La “Autanasia”, era la hija predilecta de doña Ulogia, más allá del leve detalle de que era hija única, nacida de un desliz juvenil con el Saturnino, hombre conocido en el pueblo por su afán descontrolado a los billares, roba montón y truco.
Saturnino pasaba las horas en el club del “Remigio”, una suerte de “Piringundín” donde desarrolló profunda amistad con los filósofos de mostrador, intelectuales de café, titulados en la Universidad de la calle donde se opinaba de todo y de todos, sin que nadie en realidad supiese algo.
La “Autanasia”, era un calco de su padre en muchos aspectos, flaca, canosa, de dientes prominentes y nariz extendida, heredó el gusto por la charla y la intromisión en la vida de los demás, se puede decir que a los dieciocho años ya tenía una “licenciatura en chusmeríos”, aunque el padre, a su edad, poseía un doctorado en endeudamiento y excusas.
Nadie se salvaba de su aguda mirada y filosa lengua, un día fue su víctima el cura del pueblo, al que acusó de tener influencia en las altas esferas y que decidía en forma dictatorial quien pasaba la canasta del diezmo los domingos en la iglesia y que el resultado de lo recaudado se lo gastaba en caballos lentos y mujeres rápidas.
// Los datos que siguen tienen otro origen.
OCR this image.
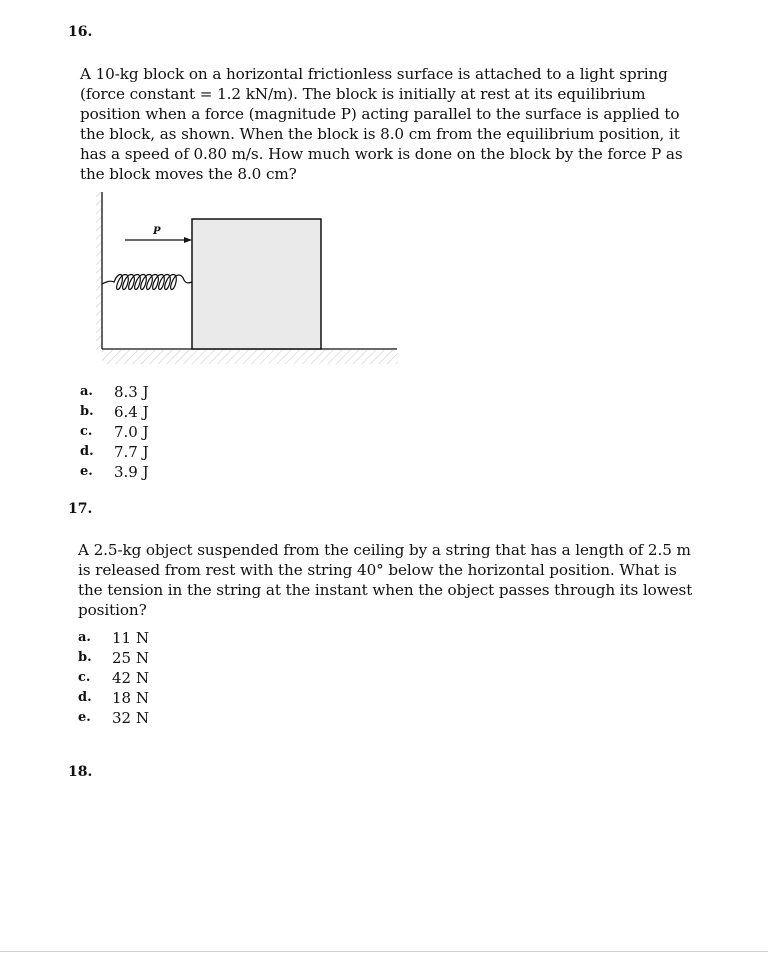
16.
A 10-kg block on a horizontal frictionless surface is attached to a light spring
(force constant = 1.2 kN/m). The block is initially at rest at its equilibrium
position when a force (magnitude P) acting parallel to the surface is applied to
the block, as shown. When the block is 8.0 cm from the equilibrium position, it
has a speed of 0.80 m/s. How much work is done on the block by the force P as
the block moves the 8.0 cm?
P
a. 8.3 J
b. 6.4 J
c. 7.0 J
d. 7.7 J
e. 3.9 J
17.
A 2.5-kg object suspended from the ceiling by a string that has a length of 2.5 m
is released from rest with the string 40° below the horizontal position. What is
the tension in the string at the instant when the object passes through its lowest
position?
a. 11 N
b. 25 N
c. 42 N
d. 18 N
e. 32 N
18.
Toda una sacrílega a la que le prohibieron la entrada al culto y le practicaron -dijeran las damas de la iglesia- “el boicot” y el aislamiento social.
Una tarde de lluvia, donde el aroma a torta frita inundaba el paisaje pueblerino, la rechazada Autanacia pensó que era hora de ir a confrontar ideas a la universidad del pueblo, o sea, el club de Remigio.
Cuando ingresó al citado antro, donde dominaba el paisaje un enorme billar y unas mesas abolladas redondas, era allí donde los parroquianos desarrollaban sus charlas, que iban de fútbol a literatura, pasando por mecánica de autos a política internacional.
Justo en la mesa que acostumbraba ocupar Saturnino, había lugar, se contaba que el susodicho se había autoexiliado por deudas contraídas de juego, pero la atribulada Autanacia defendió a su progenitor con gran vehemencia y dientes afuera, diciendo que era un perseguido político del comisario que lo había declarado “subversivo” y si el padre tenía esa condición, ella también lo poseía, porque la causa de su progenitor no admitía la menor demora y su causa era la causa de los pueblos, todo esto dicho subida a una de las sillas como oradora de barricadas.
Cualquier palabra suelta en ese ambiente enlazaba un tema con otro y cuando sonó ¡subversiva!, “El Frutilla” que era una suerte de historiador del pueblo, que no había terminado cuarto año, pero que se lo reconocía como “muy leído”, comentó en voz alta -¡subversiva era la Pepita Oribe! -esa sí que era brava.
Todos lo miraron con cara de no saber y “el Frutilla” se extendió en el tema con el pecho inflado.
¡Pepita era hermana de Manuel Oribe, apellido sin dobleces, se le plantó al ejército Imperial cuando entraba a Montevideo y les quemó una bandera del imperio delante de sus narices!
Está escrito en el archivo general que hay en España, que María Josefa Oribe, cantaba vistiendo de luto y con las ventanas abiertas, consignas contra el gobierno y allí figura como “Insurgente y tupamara”.
Conseguía medicinas que llevaba al campo patriota, disfrazada de negra lavandera tiznada en manos y cara
– ¡Esa mujer era brava como yo! interrumpió Autanacia.
– En mi cumpleaños de quince, después de bailar una de Elvis y está la foto que atestigua, yo levanté mi brazo zurdo en señal de lucha.
-¡No va a comparar! le dijo otro llamado Liborio.
-¡Porque no! yo luché contra el imperio y la dictadura militar allá por el año 74.
-Pero si en esa época vos casi que andabas en pañales.
-¡No crea, ya usaba tanga!
Ahí nomás se terminó la charla y comenzó el canto del guitarrero.
Gran Mujer, Doña Josefa Oribe, para qué agregar más.